The interior minister Hans-Peter Friedrich tells Der Spiegel that instead of forcing Greece out, it should get offers it “can’t refuse”.

A SENIOR MEMBER of Angela Merkel’s cabinet has controversially suggested that Greece should be encouraged to leave the eurozone – potentially reigniting fears over the future stability of the currency bloc.

Interior minister Hans-Peter Friedrich told news magazine Der Spiegel that while Greece should not be kicked out of the euro, other countries should be prepared to create conditions so that it leaves of its own accord.

“I’m not talking about kicking out Greece, but to create incentives for an exit that it can’t refuse,” Friedrich said.

His comments mark the first time that a cabinet minister has openly questioned whether Greece should remain in the bloc, and come within a week of eurozone finance ministers agreeing to issue €130 billion in new bailout loans to the struggling Greek government.

The same Spiegel article quoted the treasurer of Angela Merkel’s CDU party, Norbert Barthle, who said he doubted that the terms of the new bailout could achieve its objective of helping Greece to reduce its national debt to 120 per cent of its GDP by 2020.

The comments, published yesterday, came a day before the Bundestag votes on whether to release new cash to assist Greece.

The vote is expected to pass easily – with opposition parties having signalled support at committee level last week – but an opinion poll published in yesterday’s Bild am Sonntag showed that 62 per cent of Germans opposed any further financial aid to Greece.
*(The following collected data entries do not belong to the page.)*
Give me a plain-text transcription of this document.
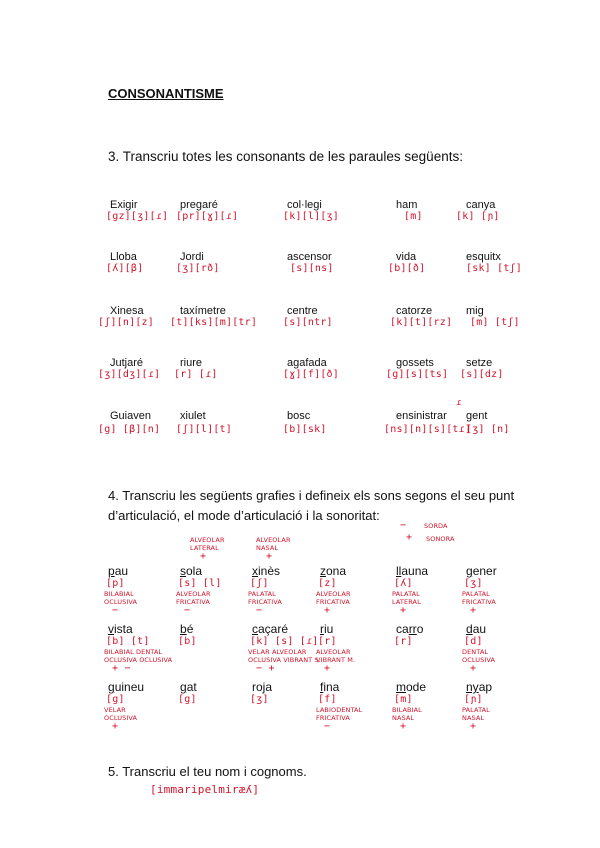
CONSONANTISME
3. Transcriu totes les consonants de les paraules següents:
Exigir
[gz][ʒ][ɾ]
pregaré
[pr][ɣ][ɾ]
col·legi
[k][l][ʒ]
ham
[m]
canya
[k] [ɲ]
Lloba
[ʎ][β]
Jordi
[ʒ][rð]
ascensor
[s][ns]
vida
[b][ð]
esquitx
[sk] [tʃ]
Xinesa
[ʃ][n][z]
taxímetre
[t][ks][m][tr]
centre
[s][ntr]
catorze
[k][t][rz]
mig
[m] [tʃ]
Jutjaré
[ʒ][dʒ][ɾ]
riure
[r] [ɾ]
agafada
[ɣ][f][ð]
gossets
[g][s][ts]
setze
[s][dz]
Guiaven
[g] [β][n]
xiulet
[ʃ][l][t]
bosc
[b][sk]
ensinistrar
[ns][n][s][tɾ]
ɾ
gent
[ʒ] [n]
4. Transcriu les següents grafies i defineix els sons segons el seu punt d’articulació, el mode d’articulació i la sonoritat:
−	SORDA
+ SONORA
ALVEOLAR
LATERAL
+
ALVEOLAR
NASAL
+
pau
[p]
BILABIAL
OCLUSIVA
−
sola
[s] [l]
ALVEOLAR
FRICATIVA
−
xinès
[ʃ]
PALATAL
FRICATIVA
−
zona
[z]
ALVEOLAR
FRICATIVA
+
llauna
[ʎ]
PALATAL
LATERAL
+
gener
[ʒ]
PALATAL
FRICATIVA
+
vista
[b] [t]
BILABIAL DENTAL
OCLUSIVA OCLUSIVA
+ −
bé
[b]
caçaré
[k] [s] [ɾ]
VELAR ALVEOLAR
OCLUSIVA VIBRANT S.
− +
riu
[r]
ALVEOLAR
VIBRANT M.
+
carro
[r]
dau
[d]
DENTAL
OCLUSIVA
+
guineu
[g]
VELAR
OCLUSIVA
+
gat
[g]
roja
[ʒ]
fina
[f]
LABIODENTAL
FRICATIVA
−
mode
[m]
BILABIAL
NASAL
+
nyap
[ɲ]
PALATAL
NASAL
+
5. Transcriu el teu nom i cognoms.
[immaripelmiræʎ]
That poll prompted Bild, the country’s biggest-selling daily, to campaign against any more help.

Angela Merkel has herself taken some heat for the comments, with the Wall Street Journal remarking that the Chancellor could find it difficult to maintain parliamentary support for continued Greek aid if Lucas Papademos’s government does not follow up on its austerity measures.

It notes that any German politician who previously argued the case for a Greek exit from the eurozone was labelled “an extremist”, but that an increasing number of figures in Berlin believe an exit would allow the rest of the eurozone to emerge more quickly from the crisis.